Friday, September 27, 2002
Who’s been eating my porridge?
Email from the father figure this morning informs me that he won’t read dogpoet anymore. Going from knowing very little about me to knowing too much was a tad difficult for him, I take it.
Giving him the benefit of the doubt, that his curiosity won’t get the better of him again someday, why do I still feel kinda yucky?
Could it be that I know he read the entire campfire, all ten months of archives included? (thanks for that questionable gift, Sitemeter)
Yeah, because now he knows more. More than I do about him. Much, much more. And I mean the real, interior stuff, not the daily minutiae. I asked for it, putting it up on the Internet, but it doesn’t mean I’m comfortable with the consequences.

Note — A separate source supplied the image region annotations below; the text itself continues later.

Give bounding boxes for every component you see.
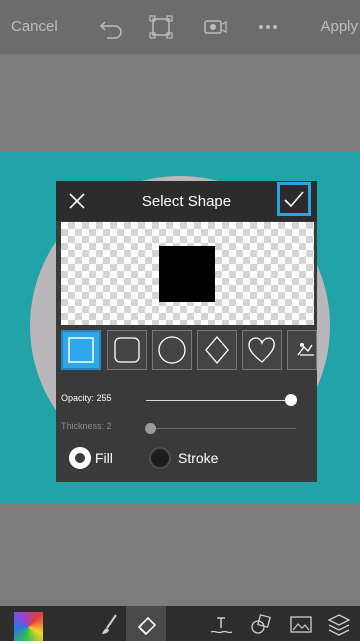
shape-circle-button[interactable] xyxy=(152,330,192,370)
crop-icon[interactable] xyxy=(147,14,175,40)
more-icon[interactable] xyxy=(254,14,282,40)
close-icon[interactable] xyxy=(66,190,88,212)
cancel-button[interactable]: Cancel xyxy=(11,18,58,35)
video-icon[interactable] xyxy=(201,14,229,40)
opacity-slider-track[interactable] xyxy=(146,400,292,401)
select-shape-dialog: Select Shape Opacity: 255 Thickness: 2 F… xyxy=(56,181,317,482)
shape-heart-button[interactable] xyxy=(242,330,282,370)
thickness-slider-track[interactable] xyxy=(150,428,296,429)
apply-button[interactable]: Apply xyxy=(320,18,358,35)
fill-radio[interactable] xyxy=(69,447,91,469)
canvas-background-top xyxy=(0,54,360,152)
top-toolbar: Cancel Apply xyxy=(0,0,360,54)
shape-custom-button[interactable] xyxy=(287,330,317,370)
fill-label[interactable]: Fill xyxy=(95,450,113,466)
diamond-icon xyxy=(205,335,229,365)
confirm-button[interactable] xyxy=(277,182,311,216)
brush-icon[interactable] xyxy=(96,610,124,638)
image-icon[interactable] xyxy=(287,610,315,638)
eraser-icon[interactable] xyxy=(133,610,161,638)
shape-rounded-square-button[interactable] xyxy=(107,330,147,370)
shape-picker xyxy=(56,329,317,373)
shape-tool-icon[interactable] xyxy=(247,610,275,638)
checkmark-icon xyxy=(284,191,304,208)
preview-square xyxy=(159,246,215,302)
heart-icon xyxy=(248,337,275,363)
undo-icon[interactable] xyxy=(97,14,125,40)
fill-radio-dot xyxy=(75,453,85,463)
layers-icon[interactable] xyxy=(325,610,353,638)
opacity-label: Opacity: 255 xyxy=(61,393,112,403)
shape-diamond-button[interactable] xyxy=(197,330,237,370)
circle-icon xyxy=(158,336,186,364)
opacity-slider-knob[interactable] xyxy=(285,394,297,406)
custom-shape-icon xyxy=(297,343,314,356)
canvas-background-bottom xyxy=(0,503,360,606)
thickness-label: Thickness: 2 xyxy=(61,421,112,431)
bottom-toolbar xyxy=(0,606,360,641)
color-picker-swatch[interactable] xyxy=(14,612,43,641)
shape-square-button[interactable] xyxy=(61,330,101,370)
stroke-label[interactable]: Stroke xyxy=(178,450,218,466)
rounded-square-icon xyxy=(114,337,140,363)
thickness-slider-knob[interactable] xyxy=(145,423,156,434)
text-icon[interactable] xyxy=(207,610,235,638)
shape-preview xyxy=(61,222,314,325)
stroke-radio[interactable] xyxy=(149,447,171,469)
square-icon xyxy=(68,337,94,363)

The Tattooed Monk called last night as I sat in a funk; resistant to all expressions of friendly “help,” “support,” etc. After awhile he got me talking. Here in my hand I have my dad’s apologies and a request to move forward, but I resist. It became clear to me after enough poking and prodding that my identity is heavily invested with the energy it took to become independent of my father. A ten-year old boy decided that if his father couldn’t “be there,” then the father couldn’t have him: not the real him, not the inside him. Twenty-one years of independence have had their effect. He’s asking me now to relinquish that identity, to give myself to him. Oh lord, I’m resistant. Maybe I can just give him Secret Agent Fuzzy Kitten.